我一直在浏览Armadillo 文档和示例,但似乎没有真正有效的方法来对大向量或矩阵进行二次采样(或重新采样),这样如果你最初有 N 个元素,你最终会得到 N / k 个元素. 有几种方法可以洗牌和转移,但仅此而已。
所以我只是按顺序循环遍历所有元素,但除了对可用内核进行矢量化之外,肯定还有更好的方法吗?
bool subsample(config& cfg, arma::mat& data, int skippCount)
{
const auto processor_count = 1; // currently not using threading because 'inplace'
const size_t cols = data.n_cols;
const size_t period = skippCount + 1 ;
size_t newCols = cols / period;
newCols += (0 == (cols % period)) ? 0 : 1;
const size_t blockSize = 256;
std::vector<thread> workers;
for (size_t blockID = 0; blockID < newCols / blockSize; ++blockID) {
workers.push_back(std::thread([&data, blockID, newCols, period]() {
// copy blockSize elements inplace (overwrites other entries))

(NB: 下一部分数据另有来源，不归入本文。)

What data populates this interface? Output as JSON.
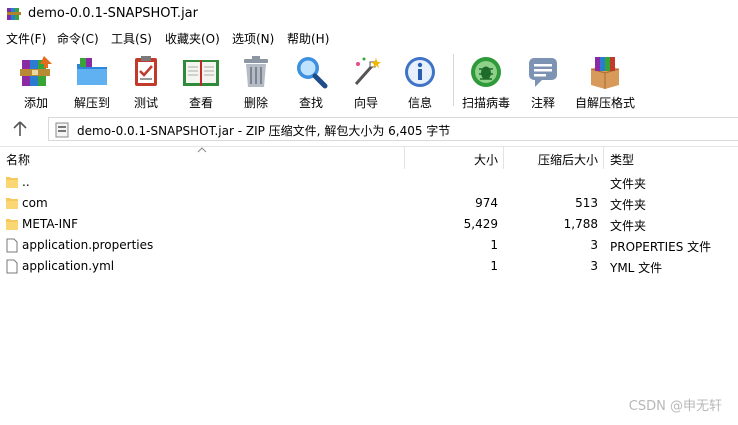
{
  "window": {
    "title": "demo-0.0.1-SNAPSHOT.jar"
  },
  "menu": [
    {
      "label": "文件(F)"
    },
    {
      "label": "命令(C)"
    },
    {
      "label": "工具(S)"
    },
    {
      "label": "收藏夹(O)"
    },
    {
      "label": "选项(N)"
    },
    {
      "label": "帮助(H)"
    }
  ],
  "toolbar": [
    {
      "label": "添加",
      "icon": "add-archive-icon"
    },
    {
      "label": "解压到",
      "icon": "extract-folder-icon"
    },
    {
      "label": "测试",
      "icon": "test-clipboard-icon"
    },
    {
      "label": "查看",
      "icon": "view-book-icon"
    },
    {
      "label": "删除",
      "icon": "trash-icon"
    },
    {
      "label": "查找",
      "icon": "magnifier-icon"
    },
    {
      "label": "向导",
      "icon": "wizard-wand-icon"
    },
    {
      "label": "信息",
      "icon": "info-icon"
    },
    {
      "label": "扫描病毒",
      "icon": "virus-bug-icon"
    },
    {
      "label": "注释",
      "icon": "comment-icon"
    },
    {
      "label": "自解压格式",
      "icon": "sfx-box-icon"
    }
  ],
  "address": {
    "text": "demo-0.0.1-SNAPSHOT.jar - ZIP 压缩文件, 解包大小为 6,405 字节"
  },
  "columns": {
    "name": "名称",
    "size": "大小",
    "packed": "压缩后大小",
    "type": "类型"
  },
  "files": [
    {
      "name": "..",
      "size": "",
      "packed": "",
      "type": "文件夹",
      "kind": "folder"
    },
    {
      "name": "com",
      "size": "974",
      "packed": "513",
      "type": "文件夹",
      "kind": "folder"
    },
    {
      "name": "META-INF",
      "size": "5,429",
      "packed": "1,788",
      "type": "文件夹",
      "kind": "folder"
    },
    {
      "name": "application.properties",
      "size": "1",
      "packed": "3",
      "type": "PROPERTIES 文件",
      "kind": "file"
    },
    {
      "name": "application.yml",
      "size": "1",
      "packed": "3",
      "type": "YML 文件",
      "kind": "file"
    }
  ],
  "watermark": "CSDN @申无轩"
}
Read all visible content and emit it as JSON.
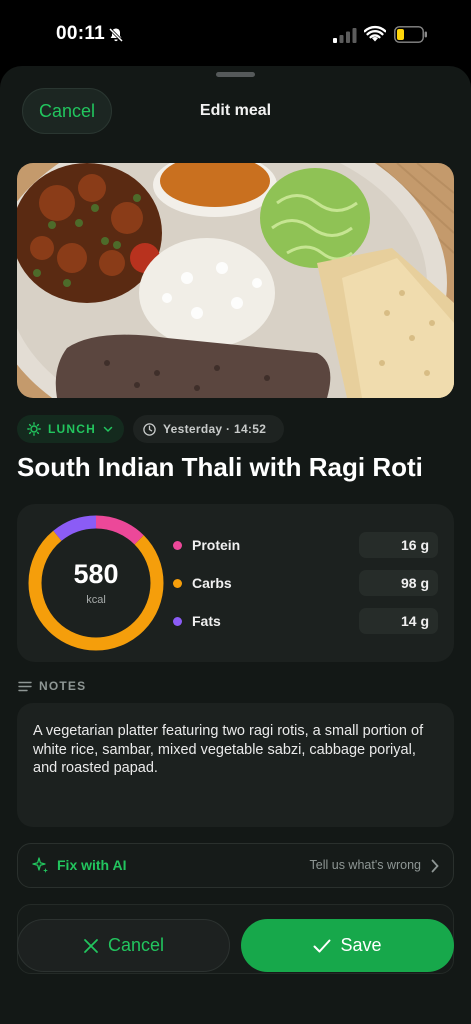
{
  "status_bar": {
    "time": "00:11",
    "icons": [
      "bell-off-icon",
      "cellular-signal-icon",
      "wifi-icon",
      "battery-low-icon"
    ]
  },
  "header": {
    "cancel_label": "Cancel",
    "title": "Edit meal"
  },
  "photo": {
    "description_icon": "meal-photo"
  },
  "meta": {
    "meal_type": "LUNCH",
    "meal_type_icon": "sun-icon",
    "time_label": "Yesterday · 14:52",
    "time_icon": "clock-icon"
  },
  "meal": {
    "title": "South Indian Thali with Ragi Roti"
  },
  "nutrition": {
    "calories": "580",
    "calories_unit": "kcal",
    "macros": [
      {
        "name": "Protein",
        "value": "16 g",
        "color": "#ec4899",
        "grams": 16
      },
      {
        "name": "Carbs",
        "value": "98 g",
        "color": "#f59e0b",
        "grams": 98
      },
      {
        "name": "Fats",
        "value": "14 g",
        "color": "#8b5cf6",
        "grams": 14
      }
    ]
  },
  "notes": {
    "label": "NOTES",
    "text": "A vegetarian platter featuring two ragi rotis, a small portion of white rice, sambar, mixed vegetable sabzi, cabbage poriyal, and roasted papad."
  },
  "fix_ai": {
    "label": "Fix with AI",
    "hint": "Tell us what's wrong"
  },
  "actions": {
    "cancel_label": "Cancel",
    "save_label": "Save"
  },
  "colors": {
    "accent": "#22c55e",
    "save_button": "#17a84b",
    "background": "#131816"
  }
}
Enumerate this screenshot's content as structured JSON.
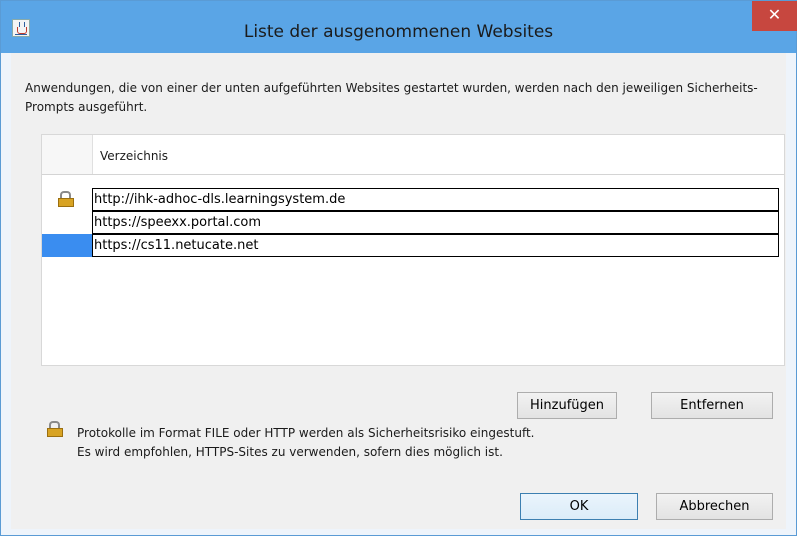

size_t c = blockID * blockSize;
for (size_t b = 0; (c < newCols) && (b < blockSize); c++, b++) {
arma::vec v = data.col(period * c);
data.col(c) = v;
}
}));
if (workers.size()==processor_count) {
for (auto& thread : workers) thread.join();
workers.clear();
}
}
for (auto& thread : workers) thread.join(); // make sure all threads finish
data.resize(data.n_rows, newCols);
return true;
}
如果您对此有任何改进建议,将不胜感激。此外,最好这样做“就地”以节省内存。